Ada cara unik yang digunakan ayahnya agar mereka tetap semangat, yakni dengan meletakkan uang di net. Uang itu nantinya bisa mereka ambil sesuai dengan jumlah poin yang dihasilkan. Misal, Owi akan mendapat Rp20 ribu ketika dirinya berhasil mencetak 10 poin atau Rp50 ribu untuk 15 poin. “Cara itu cukup berhasil untuk saya. Mungkin karena saya mata duitan,” cerita Owi sambil tertawa.
Memasuki usia sebelas tahun, Owi wajib mempelajari bulu tangkis dengan serius dan harus menghasilkan poin-poin di setiap latihan. Pria kelahiran 18 Juli 1987 ini juga mulai mengikuti kompetisi bulu tangkis di sekolah dan pertandingan antar-kampung (tarkam). Hasilnya pun memuaskan sehingga Owi mulai dikenal di daerahnya. Dari situ pula, anak ketiga dari tiga bersaudara ini mulai merasakan keuntungan dari bermain bulu tangkis sehingga ia benar-benar jatuh cinta pada olahraga tersebut. “Saya mulai merasa menjadi pebulutangkis itu enak, bisa dapat uang, prestasi dan kebanggaan,” papar Owi.

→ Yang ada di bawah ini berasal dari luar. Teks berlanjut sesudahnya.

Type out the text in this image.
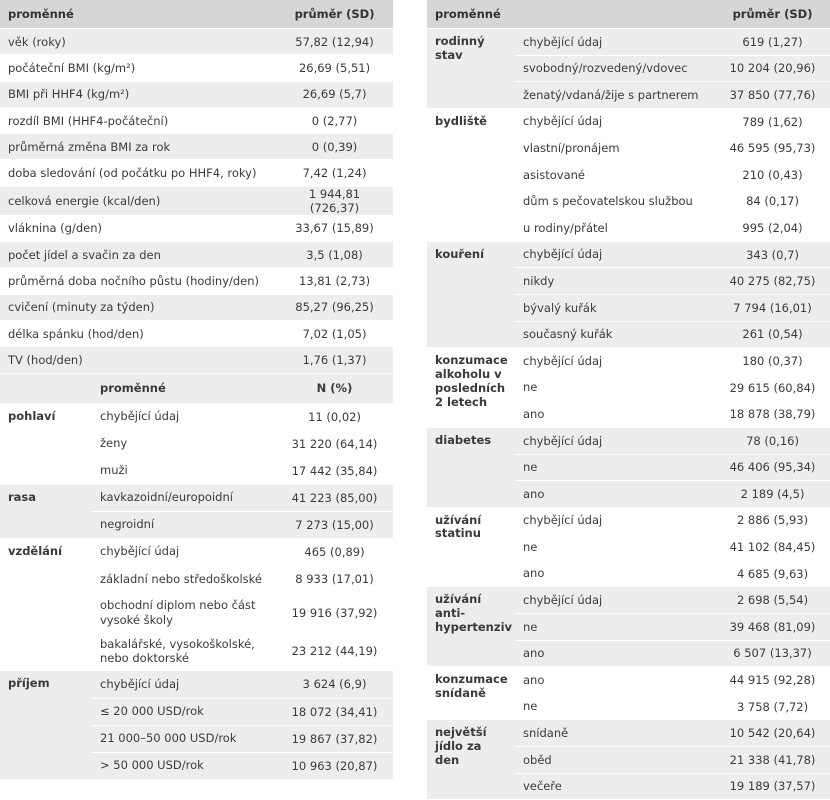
proměnné		průměr (SD)
věk (roky)		57,82 (12,94)
počáteční BMI (kg/m²)		26,69 (5,51)
BMI při HHF4 (kg/m²)		26,69 (5,7)
rozdíl BMI (HHF4-počáteční)		0 (2,77)
průměrná změna BMI za rok		0 (0,39)
doba sledování (od počátku po HHF4, roky)		7,42 (1,24)
celková energie (kcal/den)		1 944,81 (726,37)
vláknina (g/den)		33,67 (15,89)
počet jídel a svačin za den		3,5 (1,08)
průměrná doba nočního půstu (hodiny/den)		13,81 (2,73)
cvičení (minuty za týden)		85,27 (96,25)
délka spánku (hod/den)		7,02 (1,05)
TV (hod/den)		1,76 (1,37)
	proměnné	N (%)
pohlaví	chybějící údaj	11 (0,02)
	ženy	31 220 (64,14)
	muži	17 442 (35,84)
rasa	kavkazoidní/europoidní	41 223 (85,00)
	negroidní	7 273 (15,00)
vzdělání	chybějící údaj	465 (0,89)
	základní nebo středoškolské	8 933 (17,01)
	obchodní diplom nebo část vysoké školy	19 916 (37,92)
	bakalářské, vysokoškolské, nebo doktorské	23 212 (44,19)
příjem	chybějící údaj	3 624 (6,9)
	≤ 20 000 USD/rok	18 072 (34,41)
	21 000–50 000 USD/rok	19 867 (37,82)
	> 50 000 USD/rok	10 963 (20,87)
proměnné		průměr (SD)
rodinný stav	chybějící údaj	619 (1,27)
	svobodný/rozvedený/vdovec	10 204 (20,96)
	ženatý/vdaná/žije s partnerem	37 850 (77,76)
bydliště	chybějící údaj	789 (1,62)
	vlastní/pronájem	46 595 (95,73)
	asistované	210 (0,43)
	dům s pečovatelskou službou	84 (0,17)
	u rodiny/přátel	995 (2,04)
kouření	chybějící údaj	343 (0,7)
	nikdy	40 275 (82,75)
	bývalý kuřák	7 794 (16,01)
	současný kuřák	261 (0,54)
konzumace alkoholu v posledních 2 letech	chybějící údaj	180 (0,37)
	ne	29 615 (60,84)
	ano	18 878 (38,79)
diabetes	chybějící údaj	78 (0,16)
	ne	46 406 (95,34)
	ano	2 189 (4,5)
užívání statinu	chybějící údaj	2 886 (5,93)
	ne	41 102 (84,45)
	ano	4 685 (9,63)
užívání anti-hypertenziv	chybějící údaj	2 698 (5,54)
	ne	39 468 (81,09)
	ano	6 507 (13,37)
konzumace snídaně	ano	44 915 (92,28)
	ne	3 758 (7,72)
největší jídlo za den	snídaně	10 542 (20,64)
	oběd	21 338 (41,78)
	večeře	19 189 (37,57)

Setelah dididik sendiri oleh ayahnya selama bertahun-tahun, akhirnya di umur 14, Owi merantau ke Tangerang. Bergabung dengan klub Argo Pantes demi memantapkan kariernya sebagai pebulutangkis. Selama 1,5 tahun ia “bersekolah” dan berlatih di sana sebelum akhirnya pindah ke Semen Gresik dan lalu ke PB Djarum Kudus.
Performanya di pertandingan antar-klub daerah, menarik hati pihak Pelatnas. Mereka pun merekrut Owi. Dan dari situ, pria yang memiliki tinggi 178 ini, mulai ikut pertandingan nasional dan bahkan mengharumkan nama Indonesia di tingkat dunia.
Tentunya, semua pencapaian ini tidak akan diperolehnya tanpa dukungan sang ayah. “Peran ayah sangat besar karena dia yang mengenalkan, mengarahkan bahkan memaksa saya mengenal bulutangkis,” ujar Owi.
Dan bagi pria yang baru saja memiliki seorang putra ini, bisa mewujudkan keinginan ayahnya dengan menjadi pebulutangkis nasional adalah kebanggaan terbesar. Apalagi setelah kakaknya memilih berhenti di tingkat daerah.